How to Calculate Drywall
The formula has two parts: wall area and ceiling area. Wall area = room perimeter × wall height, minus door and window deductions. Room perimeter = 2 × (length + width). A standard door deducts 20 square feet (3 ft × 7 ft). A standard window deducts 15 square feet.
Example: a 12 × 14 room, 8 ft walls, 2 doors, 2 windows: Perimeter = 2 × (12 + 14) = 52 ft Wall area = 52 × 8 = 416 sq ft Deductions = 2 × 20 + 2 × 15 = 70 sq ft Net wall area = 416 − 70 = 346 sq ft Ceiling = 12 × 14 = 168 sq ft Total = 346 + 168 = 514 sq ft With 10% waste: 514 × 1.10 = 565 sq ft 4×8 sheets (32 sq ft each): 565 ÷ 32 = 17.7 → 18 sheets.
Contractors often skip door and window deductions entirely for cut waste reasons. The 10% waste factor in this calculator already accounts for standard cut loss, so the deduction still gives you an accurate total.
Drywall Tips
Buy in one trip. Drywall is sold by the sheet, and stores price it identically regardless of quantity at most home improvement stores. Round up to a full number of sheets but avoid over-ordering by more than 10 percent. Leftover sheets are bulky and difficult to store flat without bowing.
Use 4×12 sheets on 9-foot walls. Standard 4×8 sheets leave a horizontal seam at 8 feet on any wall taller than 8 feet. A 4×12 sheet covers a 9-foot wall in one vertical piece with no horizontal seam, cutting finishing time considerably. The sheets are heavier and require two people to handle safely.
Stagger seams. Never stack vertical seams from sheet to sheet in a straight line. Offset each row by half a sheet (4 feet) so the seams form a brick-like pattern. Aligned seams create long, telegraphed cracks in the finished surface that no amount of compound hides.
Rent a panel lift for ceilings.
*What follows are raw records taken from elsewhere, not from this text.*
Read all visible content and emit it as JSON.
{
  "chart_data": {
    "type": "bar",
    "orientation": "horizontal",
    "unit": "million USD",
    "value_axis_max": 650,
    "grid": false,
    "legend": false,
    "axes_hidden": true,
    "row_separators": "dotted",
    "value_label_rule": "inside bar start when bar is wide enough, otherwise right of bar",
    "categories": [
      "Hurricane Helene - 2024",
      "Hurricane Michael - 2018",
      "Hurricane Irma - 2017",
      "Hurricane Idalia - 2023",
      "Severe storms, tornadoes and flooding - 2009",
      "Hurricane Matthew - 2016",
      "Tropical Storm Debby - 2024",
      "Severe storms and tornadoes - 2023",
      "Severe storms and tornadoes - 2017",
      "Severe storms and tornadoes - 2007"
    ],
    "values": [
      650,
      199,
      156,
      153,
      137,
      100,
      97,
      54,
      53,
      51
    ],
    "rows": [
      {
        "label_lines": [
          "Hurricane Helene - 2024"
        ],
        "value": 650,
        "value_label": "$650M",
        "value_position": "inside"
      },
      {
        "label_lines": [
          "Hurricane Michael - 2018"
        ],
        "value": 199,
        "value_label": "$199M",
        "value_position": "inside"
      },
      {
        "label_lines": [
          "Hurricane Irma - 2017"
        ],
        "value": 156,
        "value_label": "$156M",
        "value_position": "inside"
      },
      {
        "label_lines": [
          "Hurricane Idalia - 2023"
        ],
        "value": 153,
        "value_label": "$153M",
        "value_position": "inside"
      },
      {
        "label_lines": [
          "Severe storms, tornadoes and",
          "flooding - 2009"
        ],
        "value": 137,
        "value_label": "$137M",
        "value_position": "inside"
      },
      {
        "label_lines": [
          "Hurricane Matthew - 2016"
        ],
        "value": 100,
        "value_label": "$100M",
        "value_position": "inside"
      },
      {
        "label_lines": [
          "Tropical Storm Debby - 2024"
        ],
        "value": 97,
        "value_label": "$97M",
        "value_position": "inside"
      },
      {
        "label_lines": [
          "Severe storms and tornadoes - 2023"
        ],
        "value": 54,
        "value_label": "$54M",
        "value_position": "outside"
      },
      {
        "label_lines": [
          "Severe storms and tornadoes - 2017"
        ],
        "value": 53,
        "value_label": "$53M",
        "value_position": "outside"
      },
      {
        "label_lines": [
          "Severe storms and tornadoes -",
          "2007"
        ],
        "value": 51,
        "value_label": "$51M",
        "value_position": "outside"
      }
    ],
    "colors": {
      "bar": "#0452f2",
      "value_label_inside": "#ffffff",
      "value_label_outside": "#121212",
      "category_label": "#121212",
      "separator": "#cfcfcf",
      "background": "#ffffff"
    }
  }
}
Holding 4×8 sheets above your head while someone screws them in is how injuries happen. A drywall lift rents for $40–60 per day and one person can install an entire ceiling safely in a morning.
What to Buy
Standard 1/2-inch drywall is the correct choice for most walls and ceilings in residential construction. Use 5/8-inch Type X for garages and any wall adjacent to an attached garage; it provides the one-hour fire rating most codes require. Use 1/2-inch moisture-resistant for bathrooms and utility rooms; green board or purple board both work, but neither is a substitute for cement board in tile shower surrounds.
For joint compound, pre-mixed all-purpose compound in a 5-gallon bucket is the correct product for first-time DIYers. Hot mud (powdered setting compound) dries faster and sands harder, useful for professionals and for filling large gaps, but it cannot be reworked once it starts to set, making it unforgiving for beginners.
For screws, use 1-5/8 inch coarse-thread drywall screws for walls and 1-5/8 inch for ceilings into wood framing. Use fine-thread screws for metal framing. A 5-pound box covers roughly 300 square feet of drywall at the recommended 12-inch on-center spacing.